The Nobel Prize winning scientist Sir Benjamin Dyce (Michael Gough) is visiting Moonbase 3.  He is one of the fathers of a project called the Arctic Sun Project.  He and a Russian scientist developed the theory.  The idea is to detonate a hydrogen bomb above the Arctic Circle.  This would result in the melting of the North Pole icecap.  The melting ice would reveal the land beneath.  The new sun generated by the explosion would allow cultivation of the land thus ending starvation.  The plan is put into execution.

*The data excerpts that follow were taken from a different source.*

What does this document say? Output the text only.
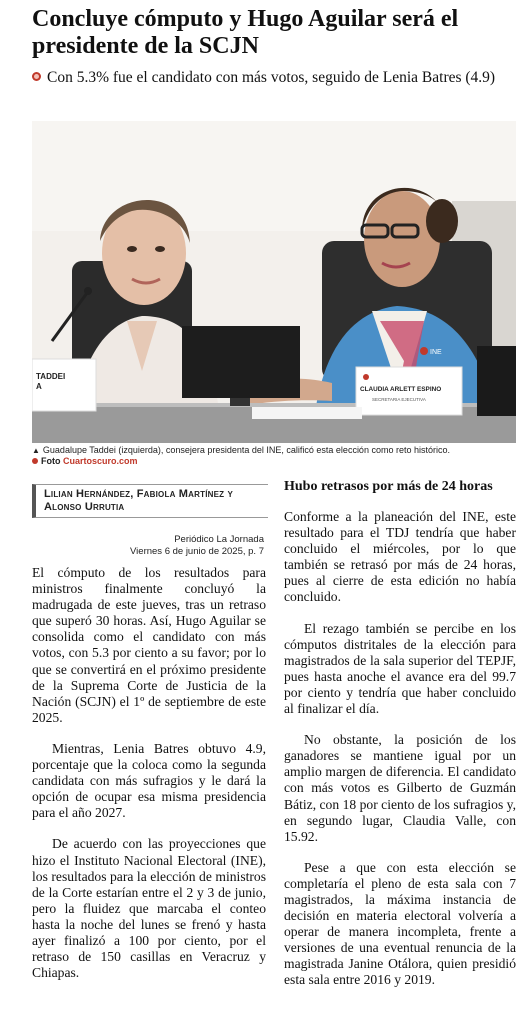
Concluye cómputo y Hugo Aguilar será el presidente de la SCJN

Con 5.3% fue el candidato con más votos, seguido de Lenia Batres (4.9)

INE
TADDEI
A	CLAUDIA ARLETT ESPINO
SECRETARIA EJECUTIVA
▲ Guadalupe Taddei (izquierda), consejera presidenta del INE, calificó esta elección como reto histórico.
Foto Cuartoscuro.com
Lilian Hernández, Fabiola Martínez y Alonso Urrutia
Periódico La Jornada
Viernes 6 de junio de 2025, p. 7

El cómputo de los resultados para ministros finalmente concluyó la madrugada de este jueves, tras un retraso que superó 30 horas. Así, Hugo Aguilar se consolida como el candidato con más votos, con 5.3 por ciento a su favor; por lo que se convertirá en el próximo presidente de la Suprema Corte de Justicia de la Nación (SCJN) el 1º de septiembre de este 2025.

Mientras, Lenia Batres obtuvo 4.9, porcentaje que la coloca como la segunda candidata con más sufragios y le dará la opción de ocupar esa misma presidencia para el año 2027.

De acuerdo con las proyecciones que hizo el Instituto Nacional Electoral (INE), los resultados para la elección de ministros de la Corte estarían entre el 2 y 3 de junio, pero la fluidez que marcaba el conteo hasta la noche del lunes se frenó y hasta ayer finalizó a 100 por ciento, por el retraso de 150 casillas en Veracruz y Chiapas.

Hubo retrasos por más de 24 horas

Conforme a la planeación del INE, este resultado para el TDJ tendría que haber concluido el miércoles, por lo que también se retrasó por más de 24 horas, pues al cierre de esta edición no había concluido.

El rezago también se percibe en los cómputos distritales de la elección para magistrados de la sala superior del TEPJF, pues hasta anoche el avance era del 99.7 por ciento y tendría que haber concluido al finalizar el día.

No obstante, la posición de los ganadores se mantiene igual por un amplio margen de diferencia. El candidato con más votos es Gilberto de Guzmán Bátiz, con 18 por ciento de los sufragios y, en segundo lugar, Claudia Valle, con 15.92.

Pese a que con esta elección se completaría el pleno de esta sala con 7 magistrados, la máxima instancia de decisión en materia electoral volvería a operar de manera incompleta, frente a versiones de una eventual renuncia de la magistrada Janine Otálora, quien presidió esta sala entre 2016 y 2019.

When Dyce explains the theory to the scientists at the Moonbase he relays that he and his partner, Boris, went over the calculations and realized that there was a serious problem.  They now believe that the explosion would, instead of melting the icecap, ignite the nitrogen in the atmosphere and reduce the planet Earth to a burnt cinder.  All life on Earth will be destroyed.  He says they tried to stop the project but to no avail.

At first the scientists at the Moonbase believe that Dyce has lost his sanity and is talking nonsense.  It is only when the Earth is seen covered by a haze and all communication ceases that the population on the Moon realize that Dyce may actually be correct.  Contact with the other Moonbases proves that their communication systems with Earth are also gone.  Director Caulder (Donald Houston) is now faced with the realization that they are the last of the Earth inhabitants, and that without the Earth, their days are also numbered.    

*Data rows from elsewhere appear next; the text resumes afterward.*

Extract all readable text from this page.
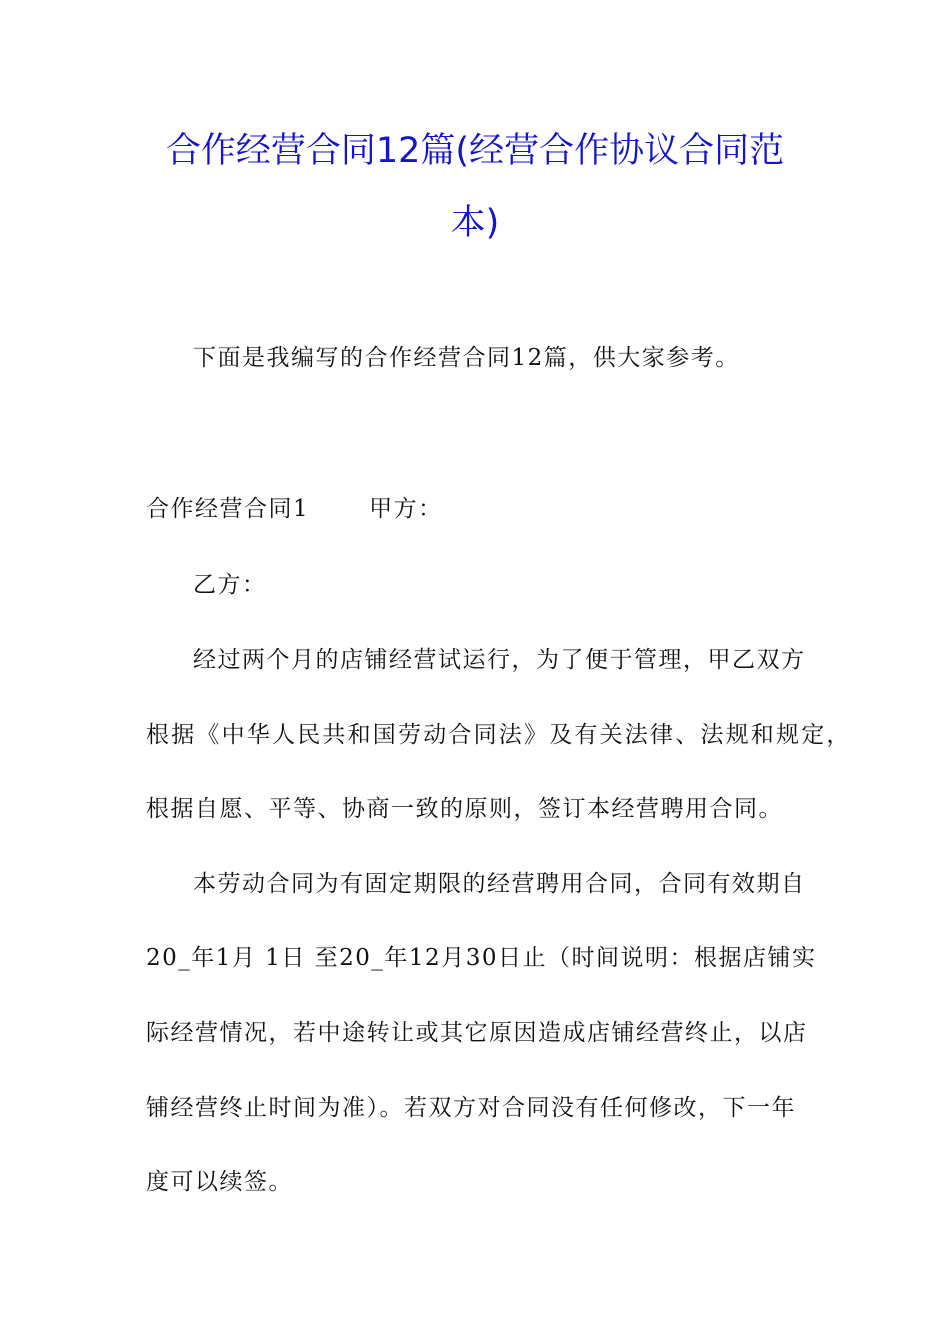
合作经营合同12篇(经营合作协议合同范
本)
下面是我编写的合作经营合同12篇，供大家参考。
合作经营合同1	甲方：
乙方：
经过两个月的店铺经营试运行，为了便于管理，甲乙双方
根据《中华人民共和国劳动合同法》及有关法律、法规和规定，
根据自愿、平等、协商一致的原则，签订本经营聘用合同。
本劳动合同为有固定期限的经营聘用合同，合同有效期自
20_年1月 1日 至20_年12月30日止（时间说明：根据店铺实
际经营情况，若中途转让或其它原因造成店铺经营终止，以店
铺经营终止时间为准）。若双方对合同没有任何修改，下一年
度可以续签。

As far as scientific accuracy is concerned, you are more likely to find it here than in other science fiction series.  However, that doesn’t lend itself to stories of fantasy or whimsy.  That leaves stories of human drama which can be a little tedious if most of your stories are based on human frailties.  The science adviser for the series was James Burke.  Burke was a BBC science journalist who had covered the NASA program.  He was instrumental in ensuring the correctness of the science portrayed in the series.   

Sir Benjamin Dyce is played by Michael Gough.  I love Michael Gough and he is usually a good actor.  Here, however, his portrayal of an octogenarian isn’t great.  At the time the episode was filmed he was fifty-seven.  His impression of an eighty plus man is a little too spry.  His wig sucks too.